Por Wagner Lenhart e Rafael Leite*

 

Quando o assunto é reduzir burocracia, é tentador olhar para movimentos mais bruscos como o melhor caminho a seguir. De um lado, a motosserra argentina de Javier Milei, cortando ministérios, regulamentos e funcionários. De outro, o "DOGE" americano, assim apelidado o Departamento de Eficiência Governamental, um título chamativo usado para sinalizar uma cruzada contra a burocracia federal. Ambas as abordagens, especialmente a argentina, são distorcidas no debate público brasileiro e alimentam uma falsa dicotomia que domina o imaginário popular, aquecendo o debate entre direita e esquerda: ou desmantelamos o Estado ou o aceitamos exatamente como é.

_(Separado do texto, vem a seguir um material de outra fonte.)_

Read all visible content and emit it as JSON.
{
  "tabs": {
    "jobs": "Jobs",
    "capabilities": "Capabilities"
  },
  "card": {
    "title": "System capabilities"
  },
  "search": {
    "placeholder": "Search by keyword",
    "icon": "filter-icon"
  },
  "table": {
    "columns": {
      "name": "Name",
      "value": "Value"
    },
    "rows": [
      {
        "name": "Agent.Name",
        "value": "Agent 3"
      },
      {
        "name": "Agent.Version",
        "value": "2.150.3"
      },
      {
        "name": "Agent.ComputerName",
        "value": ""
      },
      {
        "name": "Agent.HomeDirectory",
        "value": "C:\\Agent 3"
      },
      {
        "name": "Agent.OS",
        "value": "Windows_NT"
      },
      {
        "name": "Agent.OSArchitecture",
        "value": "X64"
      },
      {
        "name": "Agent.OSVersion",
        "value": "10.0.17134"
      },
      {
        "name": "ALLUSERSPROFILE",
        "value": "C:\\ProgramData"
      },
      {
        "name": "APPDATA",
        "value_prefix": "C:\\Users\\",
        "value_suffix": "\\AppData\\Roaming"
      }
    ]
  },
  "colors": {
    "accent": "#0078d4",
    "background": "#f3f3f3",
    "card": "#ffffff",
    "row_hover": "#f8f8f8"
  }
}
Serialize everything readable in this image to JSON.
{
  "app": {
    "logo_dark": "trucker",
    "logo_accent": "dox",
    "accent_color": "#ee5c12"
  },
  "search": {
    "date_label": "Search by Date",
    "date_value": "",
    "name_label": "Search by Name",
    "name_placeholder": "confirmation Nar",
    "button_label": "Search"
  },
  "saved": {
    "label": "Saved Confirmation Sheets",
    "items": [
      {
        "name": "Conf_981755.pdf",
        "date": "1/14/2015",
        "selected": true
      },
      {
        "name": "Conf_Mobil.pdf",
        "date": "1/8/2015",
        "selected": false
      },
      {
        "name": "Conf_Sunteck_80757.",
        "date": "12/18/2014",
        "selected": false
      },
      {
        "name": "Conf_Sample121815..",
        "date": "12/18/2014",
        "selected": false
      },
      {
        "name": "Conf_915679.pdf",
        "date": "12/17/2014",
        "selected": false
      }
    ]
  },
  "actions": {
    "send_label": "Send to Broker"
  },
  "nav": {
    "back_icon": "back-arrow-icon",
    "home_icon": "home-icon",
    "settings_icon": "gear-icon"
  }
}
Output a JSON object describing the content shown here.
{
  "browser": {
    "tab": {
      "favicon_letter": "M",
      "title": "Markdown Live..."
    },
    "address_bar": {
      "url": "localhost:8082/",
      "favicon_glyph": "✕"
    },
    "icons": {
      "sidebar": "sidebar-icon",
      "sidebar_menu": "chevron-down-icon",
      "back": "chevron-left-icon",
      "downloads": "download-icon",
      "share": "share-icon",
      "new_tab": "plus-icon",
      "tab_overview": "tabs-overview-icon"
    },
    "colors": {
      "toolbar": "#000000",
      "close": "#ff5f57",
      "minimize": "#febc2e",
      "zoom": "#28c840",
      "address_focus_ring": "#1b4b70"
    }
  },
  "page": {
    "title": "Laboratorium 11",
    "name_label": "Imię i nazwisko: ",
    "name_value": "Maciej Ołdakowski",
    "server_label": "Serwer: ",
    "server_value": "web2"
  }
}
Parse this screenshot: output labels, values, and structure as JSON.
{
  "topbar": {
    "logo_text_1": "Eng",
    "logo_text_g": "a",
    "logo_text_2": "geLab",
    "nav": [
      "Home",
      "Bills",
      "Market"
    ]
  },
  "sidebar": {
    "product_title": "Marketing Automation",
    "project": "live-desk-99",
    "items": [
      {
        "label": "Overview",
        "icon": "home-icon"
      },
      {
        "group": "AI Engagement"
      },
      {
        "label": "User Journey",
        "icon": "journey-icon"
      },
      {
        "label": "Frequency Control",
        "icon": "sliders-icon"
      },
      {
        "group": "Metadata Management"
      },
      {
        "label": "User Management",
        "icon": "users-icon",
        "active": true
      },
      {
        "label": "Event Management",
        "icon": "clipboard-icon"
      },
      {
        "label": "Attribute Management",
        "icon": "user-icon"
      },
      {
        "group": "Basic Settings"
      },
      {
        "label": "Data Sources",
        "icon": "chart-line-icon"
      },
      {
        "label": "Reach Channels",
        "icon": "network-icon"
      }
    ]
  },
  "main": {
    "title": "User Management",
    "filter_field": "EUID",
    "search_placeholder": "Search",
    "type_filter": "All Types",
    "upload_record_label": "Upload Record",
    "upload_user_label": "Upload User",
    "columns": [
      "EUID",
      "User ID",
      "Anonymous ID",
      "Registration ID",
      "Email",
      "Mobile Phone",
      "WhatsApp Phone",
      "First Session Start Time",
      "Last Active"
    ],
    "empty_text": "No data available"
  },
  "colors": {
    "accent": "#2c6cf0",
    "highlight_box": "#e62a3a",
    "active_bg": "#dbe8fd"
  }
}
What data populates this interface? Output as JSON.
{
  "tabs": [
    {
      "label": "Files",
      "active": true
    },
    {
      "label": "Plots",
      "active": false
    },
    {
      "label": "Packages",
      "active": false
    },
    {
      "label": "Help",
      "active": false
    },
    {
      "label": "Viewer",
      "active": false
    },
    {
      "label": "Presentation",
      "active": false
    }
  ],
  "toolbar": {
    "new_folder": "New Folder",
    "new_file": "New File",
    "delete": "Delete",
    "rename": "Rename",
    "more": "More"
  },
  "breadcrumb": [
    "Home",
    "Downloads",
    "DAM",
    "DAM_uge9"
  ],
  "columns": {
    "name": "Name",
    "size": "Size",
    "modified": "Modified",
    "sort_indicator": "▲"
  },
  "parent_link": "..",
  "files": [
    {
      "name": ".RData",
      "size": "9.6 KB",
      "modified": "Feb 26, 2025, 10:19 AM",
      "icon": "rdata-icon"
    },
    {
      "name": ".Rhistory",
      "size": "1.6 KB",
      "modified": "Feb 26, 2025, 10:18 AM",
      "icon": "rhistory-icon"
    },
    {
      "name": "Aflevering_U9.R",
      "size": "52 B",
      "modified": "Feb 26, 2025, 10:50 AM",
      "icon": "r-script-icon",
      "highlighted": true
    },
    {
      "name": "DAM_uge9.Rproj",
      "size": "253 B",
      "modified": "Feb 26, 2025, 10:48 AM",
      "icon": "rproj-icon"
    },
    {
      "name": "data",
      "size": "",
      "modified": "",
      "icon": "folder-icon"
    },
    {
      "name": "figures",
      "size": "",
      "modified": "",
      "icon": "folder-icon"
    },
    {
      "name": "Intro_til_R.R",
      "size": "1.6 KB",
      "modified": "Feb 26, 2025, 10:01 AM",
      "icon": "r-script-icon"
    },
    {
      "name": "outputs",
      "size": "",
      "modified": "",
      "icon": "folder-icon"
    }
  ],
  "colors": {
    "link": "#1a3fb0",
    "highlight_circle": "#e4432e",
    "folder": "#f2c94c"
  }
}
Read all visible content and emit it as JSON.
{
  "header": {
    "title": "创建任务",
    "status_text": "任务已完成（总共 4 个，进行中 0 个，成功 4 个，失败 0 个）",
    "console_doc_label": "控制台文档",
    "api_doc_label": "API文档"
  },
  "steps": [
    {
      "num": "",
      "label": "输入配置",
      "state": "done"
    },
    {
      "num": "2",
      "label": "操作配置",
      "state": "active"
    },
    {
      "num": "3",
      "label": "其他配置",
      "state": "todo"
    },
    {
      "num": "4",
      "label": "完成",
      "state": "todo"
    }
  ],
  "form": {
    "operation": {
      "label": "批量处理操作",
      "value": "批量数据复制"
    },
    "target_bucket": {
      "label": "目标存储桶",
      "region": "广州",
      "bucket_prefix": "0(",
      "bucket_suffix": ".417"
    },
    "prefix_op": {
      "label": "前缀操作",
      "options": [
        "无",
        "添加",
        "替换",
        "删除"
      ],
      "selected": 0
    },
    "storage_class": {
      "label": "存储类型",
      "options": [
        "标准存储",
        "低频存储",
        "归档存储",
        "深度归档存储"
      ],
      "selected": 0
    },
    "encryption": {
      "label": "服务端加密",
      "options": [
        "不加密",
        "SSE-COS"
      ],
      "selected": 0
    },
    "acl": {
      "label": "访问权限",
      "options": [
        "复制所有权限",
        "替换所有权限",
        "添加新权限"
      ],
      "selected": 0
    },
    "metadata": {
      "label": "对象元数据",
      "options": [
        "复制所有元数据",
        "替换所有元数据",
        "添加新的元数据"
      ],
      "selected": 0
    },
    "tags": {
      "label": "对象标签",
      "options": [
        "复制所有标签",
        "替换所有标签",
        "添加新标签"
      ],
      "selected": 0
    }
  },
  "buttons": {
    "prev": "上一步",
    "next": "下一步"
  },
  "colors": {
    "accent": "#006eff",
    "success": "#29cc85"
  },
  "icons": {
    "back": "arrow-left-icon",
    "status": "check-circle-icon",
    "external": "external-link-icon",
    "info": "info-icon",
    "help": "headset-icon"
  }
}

A revista The Economist definiu a atual onda de reformas burocráticas globais como uma "revolta contra o red tape". É exatamente disso que se trata. Mas, infelizmente, o debate brasileiro frequentemente reduz o tema a palavras de ordem, a slogans e a posicionamentos simplistas como "mais Estado ou menos Estado". E, ao assim fazer, ignora os dois pontos centrais desse debate: i) uma avaliação racional e fundamentada sobre as funções e prioridades do estado, e ii) a qualidade e a eficiência dos serviços prestados. Simplificar o Estado não deveria ser uma batalha ideológica contra ou a favor do serviço público. Muito pelo contrário: deveria ser uma pauta comum, compartilhada por todos que desejam uma democracia saudável e uma sociedade funcional, a forma mais efetiva de aumentar a confiança pública nas instituições. Exemplos recentes nos Estados Unidos mostram que a desburocratização pode transcender partidos e ideologias políticas.

O estado americano de Idaho, por exemplo, adotou um modelo de reforma definido pelo think tank Manhattan Institute como "regulação base zero". Isso significa que, periodicamente, todas as normas estaduais precisam ser justificadas novamente para continuarem existindo. Em outras palavras, as regras têm data para expirar (ou seja, uma “sunset clause”). É um processo simples, mas revolucionário: ao colocar o ônus da prova sobre a manutenção das regras, e não sobre sua eliminação, o estado americano conseguiu cortar quase 40% de suas normas nos últimos anos, sem comprometer segurança, saúde ou meio ambiente. O resultado é um ambiente mais propício para negócios e menos complicado para o cidadão comum.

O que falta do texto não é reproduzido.